Hi there, I am currently switching my taps from <s...
# singer-tap-development
m
Hi there, I am currently switching my taps from singer.io to meltano framework. And today I stumbled across the first Tap i may not be able to switch, but I would be glad to get your input or maybe this should be a request for the meltano framework. I sync data from an API which is not really well written. Therefore I need to sync all data and can not just sync changes. To be specific, I sync contracts and ledger entires. Ledger entries depend on contracts (parent child relation). Now the issue: as there is a huge amount of data, I set up multi-threading for the child context. This means, for each parent result, I start X-Threads to sync the children. Without it, the job runs days, otherwise juste hours. I found no way to do multi-threading simply using the meltano sdk. Did I miss somwthing? Could this maybe be added as a feature request? I am astonished, that no one else had this "issue" before. Glad for every input and have a nice weekend 😉
e
I think this is the closest FR we have to what you need: https://github.com/meltano/sdk/issues/183. There's surely a good amount of refactoring needed for this and I personally don't have a reference implementation to work with. I'd love for the SDK to support this, though!
m
Thanks @edgar_ramirez_mondragon. Is there a way to press this request? I think this could really leverage the use as this is a limitation for many endpoints.
a
@michel_ebner have you investigated this any further? We are currently facing a very similar issue. We have the following stream structure: Parent stream > Child stream > Grandchild stream Parent stream gets 20 entities per API call, but child and grand child streams only get 1 result per time. So even though we get 20 entities really fast, to get the next 20 we have to wait for an extra 40 serial API calls.
m
@andrio_frizon Quick answer: I did not find an alternative solution Long answer: I looked into different possibilites. Rewriting some methods from the Meltano SDK proved to be to messy and did not work as expected.

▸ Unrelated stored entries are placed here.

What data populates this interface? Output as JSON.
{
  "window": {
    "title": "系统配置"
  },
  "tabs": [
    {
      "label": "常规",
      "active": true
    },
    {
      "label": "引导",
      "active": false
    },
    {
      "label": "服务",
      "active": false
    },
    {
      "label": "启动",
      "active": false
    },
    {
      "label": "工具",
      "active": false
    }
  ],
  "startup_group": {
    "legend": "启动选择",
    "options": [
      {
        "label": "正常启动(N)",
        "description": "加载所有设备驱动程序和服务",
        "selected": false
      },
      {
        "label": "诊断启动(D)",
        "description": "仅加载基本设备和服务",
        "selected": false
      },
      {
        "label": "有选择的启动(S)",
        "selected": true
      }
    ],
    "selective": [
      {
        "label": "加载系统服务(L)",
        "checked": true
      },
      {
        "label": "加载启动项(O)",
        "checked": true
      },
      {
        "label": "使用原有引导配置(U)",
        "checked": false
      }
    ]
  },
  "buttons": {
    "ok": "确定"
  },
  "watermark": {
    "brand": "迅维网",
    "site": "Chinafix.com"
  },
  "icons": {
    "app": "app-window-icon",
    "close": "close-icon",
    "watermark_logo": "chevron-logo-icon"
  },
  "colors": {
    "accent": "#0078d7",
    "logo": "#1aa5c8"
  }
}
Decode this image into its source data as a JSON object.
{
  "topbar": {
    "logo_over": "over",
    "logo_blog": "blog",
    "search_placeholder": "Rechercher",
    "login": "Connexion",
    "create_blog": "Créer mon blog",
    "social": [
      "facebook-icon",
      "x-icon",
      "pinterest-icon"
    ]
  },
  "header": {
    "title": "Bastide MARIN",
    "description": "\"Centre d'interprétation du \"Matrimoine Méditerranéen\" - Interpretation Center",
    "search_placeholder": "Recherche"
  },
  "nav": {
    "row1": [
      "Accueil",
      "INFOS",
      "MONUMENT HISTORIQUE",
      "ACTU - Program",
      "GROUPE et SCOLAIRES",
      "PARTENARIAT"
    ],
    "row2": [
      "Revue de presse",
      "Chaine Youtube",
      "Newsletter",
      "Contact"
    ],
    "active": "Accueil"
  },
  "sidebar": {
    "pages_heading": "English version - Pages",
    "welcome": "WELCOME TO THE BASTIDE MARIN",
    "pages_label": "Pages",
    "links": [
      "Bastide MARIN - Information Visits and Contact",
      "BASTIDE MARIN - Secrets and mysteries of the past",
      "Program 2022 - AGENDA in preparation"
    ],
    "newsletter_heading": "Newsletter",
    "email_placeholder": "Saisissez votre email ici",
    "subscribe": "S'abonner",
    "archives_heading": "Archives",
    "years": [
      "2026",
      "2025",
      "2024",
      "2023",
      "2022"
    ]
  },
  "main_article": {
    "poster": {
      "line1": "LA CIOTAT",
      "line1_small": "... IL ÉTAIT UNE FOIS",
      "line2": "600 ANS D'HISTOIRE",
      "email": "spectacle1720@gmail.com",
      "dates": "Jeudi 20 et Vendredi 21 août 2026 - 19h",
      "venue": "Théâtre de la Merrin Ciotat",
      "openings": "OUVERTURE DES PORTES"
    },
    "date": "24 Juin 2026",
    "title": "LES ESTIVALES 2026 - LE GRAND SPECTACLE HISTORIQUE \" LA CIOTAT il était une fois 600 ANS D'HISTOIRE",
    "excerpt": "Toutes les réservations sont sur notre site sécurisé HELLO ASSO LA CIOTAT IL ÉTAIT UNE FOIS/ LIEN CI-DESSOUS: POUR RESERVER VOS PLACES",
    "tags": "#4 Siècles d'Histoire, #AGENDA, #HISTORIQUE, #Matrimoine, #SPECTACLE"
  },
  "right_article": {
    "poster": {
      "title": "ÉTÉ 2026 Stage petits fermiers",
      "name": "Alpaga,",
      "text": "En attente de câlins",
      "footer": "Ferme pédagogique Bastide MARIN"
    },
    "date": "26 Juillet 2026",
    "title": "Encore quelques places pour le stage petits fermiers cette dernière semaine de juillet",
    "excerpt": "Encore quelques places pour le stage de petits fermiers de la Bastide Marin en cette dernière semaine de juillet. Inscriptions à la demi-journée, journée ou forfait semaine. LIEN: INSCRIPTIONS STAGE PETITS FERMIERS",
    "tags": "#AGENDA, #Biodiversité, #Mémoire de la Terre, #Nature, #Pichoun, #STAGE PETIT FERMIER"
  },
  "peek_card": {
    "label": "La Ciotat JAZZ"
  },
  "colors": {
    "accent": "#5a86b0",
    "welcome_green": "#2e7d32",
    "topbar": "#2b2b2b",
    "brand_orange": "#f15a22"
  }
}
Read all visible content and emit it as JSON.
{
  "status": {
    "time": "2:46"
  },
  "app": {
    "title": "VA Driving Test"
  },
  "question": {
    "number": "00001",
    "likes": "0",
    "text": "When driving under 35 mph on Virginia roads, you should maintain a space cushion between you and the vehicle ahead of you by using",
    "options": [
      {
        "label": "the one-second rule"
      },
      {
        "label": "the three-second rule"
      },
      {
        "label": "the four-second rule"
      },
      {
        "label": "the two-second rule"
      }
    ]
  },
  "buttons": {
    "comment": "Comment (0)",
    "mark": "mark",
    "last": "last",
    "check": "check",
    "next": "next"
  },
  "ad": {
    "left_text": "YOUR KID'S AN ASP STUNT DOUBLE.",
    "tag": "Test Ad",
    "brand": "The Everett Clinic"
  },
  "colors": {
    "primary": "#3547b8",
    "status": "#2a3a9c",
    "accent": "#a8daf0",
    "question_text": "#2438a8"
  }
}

There is just to much to rewrite to make it work I ended up staying on pure Singer SDK where I store the data locally for marked streams and run some streams according to another mark with multi threading. I think this issue becomes more important as many APIs are structued that way. Maybe with many requests, @edgar_ramirez_mondragon and the team may prioritise this 😛
e
Is there a way to press this request?
This is a significant refactor, so it's gonna be hard for us to prioritize but I'll be happy to review PRs (plural, since we should do this in stages 😅) Do give the issue a 👍 in the meantime!